Gelişen olaylar ve bağımsızlık mücadelesi ile ilgili hissiyatını Mustafa Kemal şu cümlelerle açıklayacaktır :
" Ulus ve yurt uğrunda kazanılan rütbe ve refahın bir önemi ve kutsallığı vardır. Biz bunlardan ancak yine bu kutsal ulusa ve yurda borçlu olduğumuz son bir namus görevini yerine getirmek için ayrıldık. Ulusun kendi hayatını kurtarmak, kendi meşru hakkını savunmak için çıkardığı sese katılmak her kendini bilen yurttaşın görevidir. Eğer bu ulus ve bu yurt parçalanacak olursa, şerefsiziliğin yıkıntısı altında şunun bunun kişisel şerefi de parça parça olur. Biz ulusal onuru kurtarabilmek için harekete geçen ulusa ruhumuzla katıldık. Katılmamıza engel olabilecek kişisel rütbeleri, mevkileri de ulusal onuru kurtarmayı amaçlayan bir gaye uğruna feda ettik. "
Bütün bu gelişmeler olurken Erzurum Kongresinin hazırlıkları da tamamlanmak üzeredir. Vilayet-i Şarkiye Müdafaa-i Hukuku Milliye
Cemiyeti’nin Erzurum şubesi, Mustafa Kemal Paşa’dan yönetim kurulu başkanlığını ve dolayısıyla cemiyetin başına geçmesini isterken, İstanbul’da genel merkez kendi adına söz söyleme yetkisinin Mustafa Kemal Paşa’ya verilmesini istemektedir.
Ayrıca mücadelenin başından beri Mustafa Kemal'in yanında olan Kazım Karabekir Paşa kendisinin ve kolordusunun Mustafa Kemal Paşa'nın emrinde olduğunu açıklar, Ali Fuat Paşa ve Rauf Bey'de Mustafa Kemal'in yanında olduklarını açıklarlar.
Ortadaki tek engel delegelik sorunudur. Bu sorunda kongreye Erzurum delegesi olarak seçilmiş olan Binbaşı Kazım Bey ve Dursunoğlu Cevat Bey'in delegelikten seçilmeleriyle çözülür.
Mustafa Kemal Paşa'nın kongreye katılabilme sorununun çözülmesinden sonra kongreye kimin başkanlık edeceği tartışılmaya başlanır.
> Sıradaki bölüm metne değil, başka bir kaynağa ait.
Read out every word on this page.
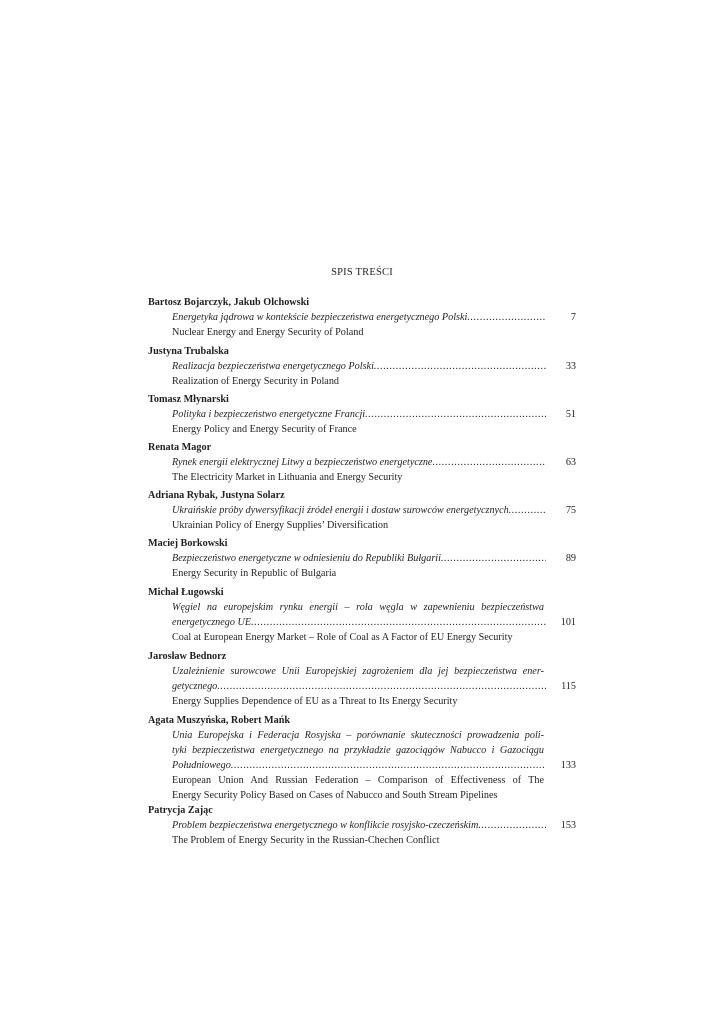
SPIS TREŚCI
Bartosz Bojarczyk, Jakub Olchowski
Energetyka jądrowa w kontekście bezpieczeństwa energetycznego Polski .....	7
Nuclear Energy and Energy Security of Poland
Justyna Trubalska
Realizacja bezpieczeństwa energetycznego Polski .....	33
Realization of Energy Security in Poland
Tomasz Młynarski
Polityka i bezpieczeństwo energetyczne Francji .....	51
Energy Policy and Energy Security of France
Renata Magor
Rynek energii elektrycznej Litwy a bezpieczeństwo energetyczne .....	63
The Electricity Market in Lithuania and Energy Security
Adriana Rybak, Justyna Solarz
Ukraińskie próby dywersyfikacji źródeł energii i dostaw surowców energetycznych .....	75
Ukrainian Policy of Energy Supplies’ Diversification
Maciej Borkowski
Bezpieczeństwo energetyczne w odniesieniu do Republiki Bułgarii .....	89
Energy Security in Republic of Bulgaria
Michał Ługowski
Węgiel na europejskim rynku energii – rola węgla w zapewnieniu bezpieczeństwa
energetycznego UE .....	101
Coal at European Energy Market – Role of Coal as A Factor of EU Energy Security
Jarosław Bednorz
Uzależnienie surowcowe Unii Europejskiej zagrożeniem dla jej bezpieczeństwa ener-
getycznego .....	115
Energy Supplies Dependence of EU as a Threat to Its Energy Security
Agata Muszyńska, Robert Mańk
Unia Europejska i Federacja Rosyjska – porównanie skuteczności prowadzenia poli-
tyki bezpieczeństwa energetycznego na przykładzie gazociągów Nabucco i Gazociągu
Południowego .....	133
European Union And Russian Federation – Comparison of Effectiveness of The
Energy Security Policy Based on Cases of Nabucco and South Stream Pipelines
Patrycja Zając
Problem bezpieczeństwa energetycznego w konflikcie rosyjsko-czeczeńskim .....	153
The Problem of Energy Security in the Russian-Chechen Conflict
Delegelerin bir bölümü askerlerin kongreye girmesine kongrenin askerlerin baskı ve etkisinin olmadığını göstermenin yararlı olacağı görüşündedirler. Ancak Mustafa Kemal Paşa artık bir asker değildir ve kongrenin başlaması ile beraber oybirliği ile kongre başkanlığına seçilecektir. Artık sıra Mustafa Kemal Paşa'nın cemiyetin yönetim kurulu demek olan Heyet-i Temsiliye'ye seçilmesinin doğru olup olmadığını tartışmaya gelmiştir. Mustafa Kemal'in Heyet-i Temsiliye girmesinin sakıncalı olacağını düşünenler başlatılan ulusal hareketin ve çalışmaların tümüyle ulustan kaynaklandığını göstermekte yarar olduğunu, hareketin başında isyancı olarak kabul edilen bir kişinin bulunmasının, bu girişimin ulusal değil, kişisel nedenlerden kaynaklandığı yolunda polemiklere yol
açabileceğini ve bunun yabancı güçler ve kötü niyetli kişiler tarafından provoke edilebileceğini düşünmektedirler.
Mustafa Kemal Paşa ise başka türlü düşünmekteydi ve Nutuk'ta o zamanki düşüncelerini şöyle açıklamaktaydı :
" Her şeyden önce ben, ne olursa olsun, kongreye katılmalı ve onu yönetmeliydim, çünkü zaman geçirmeksizin ulusal iradenin faaliyete geçirilmesini ve ulusun doğrudan doğruya fiilen ve silahlı önlemler almağa başlamasını sağlamanın zorunluluğuna inanıyordum. Bu temel ilkeleri benimsetip karara bağlatabilmek için, kongreyi bizzat idare ederek
çalışmayı ve üyeleri aydınlatmayı elzem görüyordum.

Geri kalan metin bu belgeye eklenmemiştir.